The publicity from the incorrect reporting drew the ire of Ford Australia, forcing Prodrive Racing Australia to release a statement to confirm the Mustang wouldn't be developed for 2018.

"This process is ongoing and involves consultation with multiple partners," said the team.

"Prodrive Racing appreciates the significant level of interest in this process from members, fans and the media, but confirmation of its future plans will be made at the appropriate time."

The development of a Mustang Supercars requires the approval of Ford because the manufacturer owns the intellectual property of the Mustang name and body shape.

A Mustang Supercar would also require a change to the current Car of the Future control chassis. Though the Gen2 rules allow for two-door coupes to enter the series, the body panels would need to fit over the control chassis, which is locked in until 2021.

While this has prompted speculation that any potential Ford entrant could instead seek approval to design and homologate a Mondeo or Focus, teams could request the Supercars Commission to approve adjustments to the chassis for the Mustang.

The Falcon FG X will, therefore, be on the grid in 2018. "We are not sure what we will race in the future, but I can confirm we will be racing the Falcon FG X in 2018," Prodrive Racing Australia boss Tim Edwards told Speedcafe.com.

"We are only in the third year of racing this car. We raced the FG for five or six years, so it is not like it is dated and it is still competitive.

"We are not at all concerned and in some ways you could say we are happy. We don't have to distract ourselves and can focus on making this car go faster and faster."

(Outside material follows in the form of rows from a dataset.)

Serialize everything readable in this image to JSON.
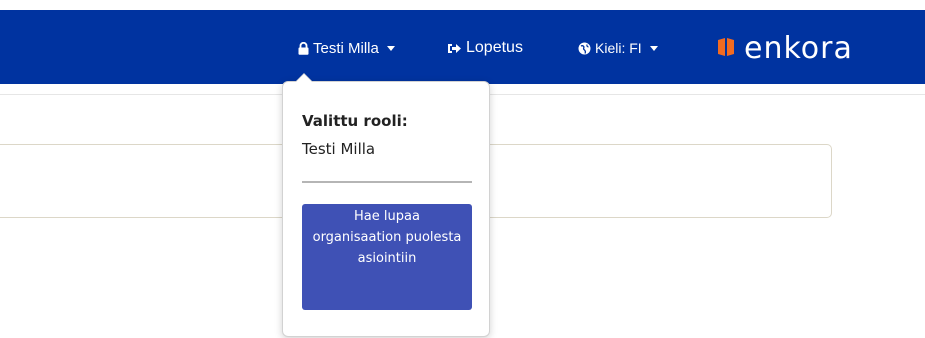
{
  "header": {
    "user_label": "Testi Milla",
    "logout_label": "Lopetus",
    "language_label": "Kieli: FI",
    "logo_text": "enkora",
    "brand_color": "#0033a0",
    "logo_accent_color": "#f26b21",
    "icons": {
      "user": "lock-icon",
      "logout": "sign-out-icon",
      "language": "globe-icon",
      "menu": "caret-down-icon"
    }
  },
  "role_menu": {
    "heading": "Valittu rooli:",
    "current_role": "Testi Milla",
    "org_button_label": "Hae lupaa organisaation puolesta asiointiin",
    "button_color": "#3f51b5"
  }
}
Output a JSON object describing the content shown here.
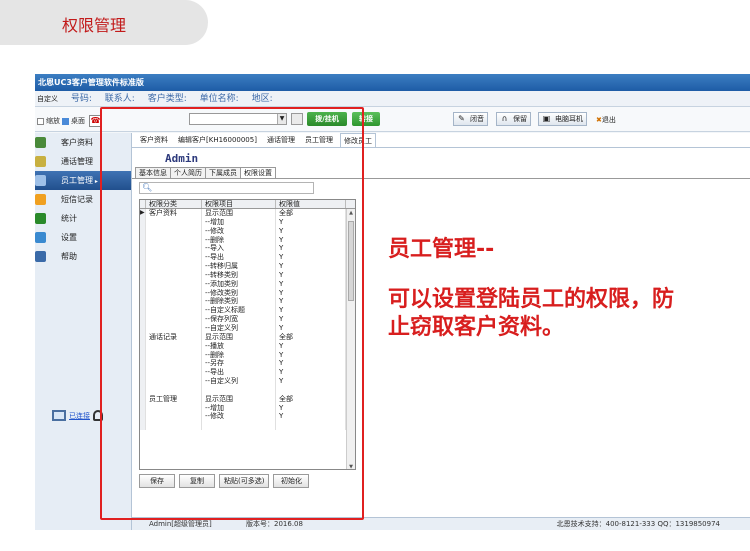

What happens for 2019 and beyond, though, remains to be seen. Current Ford teams DJR Team Penske and Prodrive Racing Australia both have strong ties to the Mustang that would justify a Supercars presence.

DJR Team Penske's owners, Team Penske, have a link with Ford headquarters and Ford Performance through their NASCAR program. Team Penske runs a Mustang in NASCAR's second-tier Xfinity Series. Roger Penske has championed the Mustang in Supercars cause in America.

Prodrive Racing Australia launched its Tickford road-car arm in late 2016. Tickford provides aftermarket parts packages for Ford cars, including for the V8-powered GT and EcoBoost Mustangs (pictured).

The speculation over the Mustang follows the recent launch of a GT4 version of the model. The possibility of the Mustang racing in the Australian GT Championship led Triple Eight team boss Roland Dane to question whether the Mustang is an appropriate fit for Supercars, given the likely confusion of the same cars racing in Supercars and GTs.

While the Mustang has been a popular addition to the Australian marketplace as a replacement for the Falcon in the performance sector, its reputation took a hit with a two-star ANCAP safety rating.

DJR Team Penske and Prodrive Racing Australia are continuing to work towards a Mustang Supercar.

With a five-litre V8 version Mustang on the roads, Ford and the Mustang's heritage in Australian touring cars and the current Ford teams' ties to the manufacturer and car, a Supercars program makes a lot of sense.

Both teams worked closely in the homologation of the FG X Falcon and maintain links that would continue on the Mustang.

"Everything is an option for 2019 and if we are both racing Ford products then there is the likelihood we will work together to develop it," said Edwards.

"That is pretty much the way homologations have worked in the past. We took more of a lead role with the FG X but Penske still contributed financially to that."

The Mustang won five Australian Touring Car Championships in a row from 1965 to 1969 under the Improved Production regulations and reappeared under the Group A rules in the mid-eighties with less success.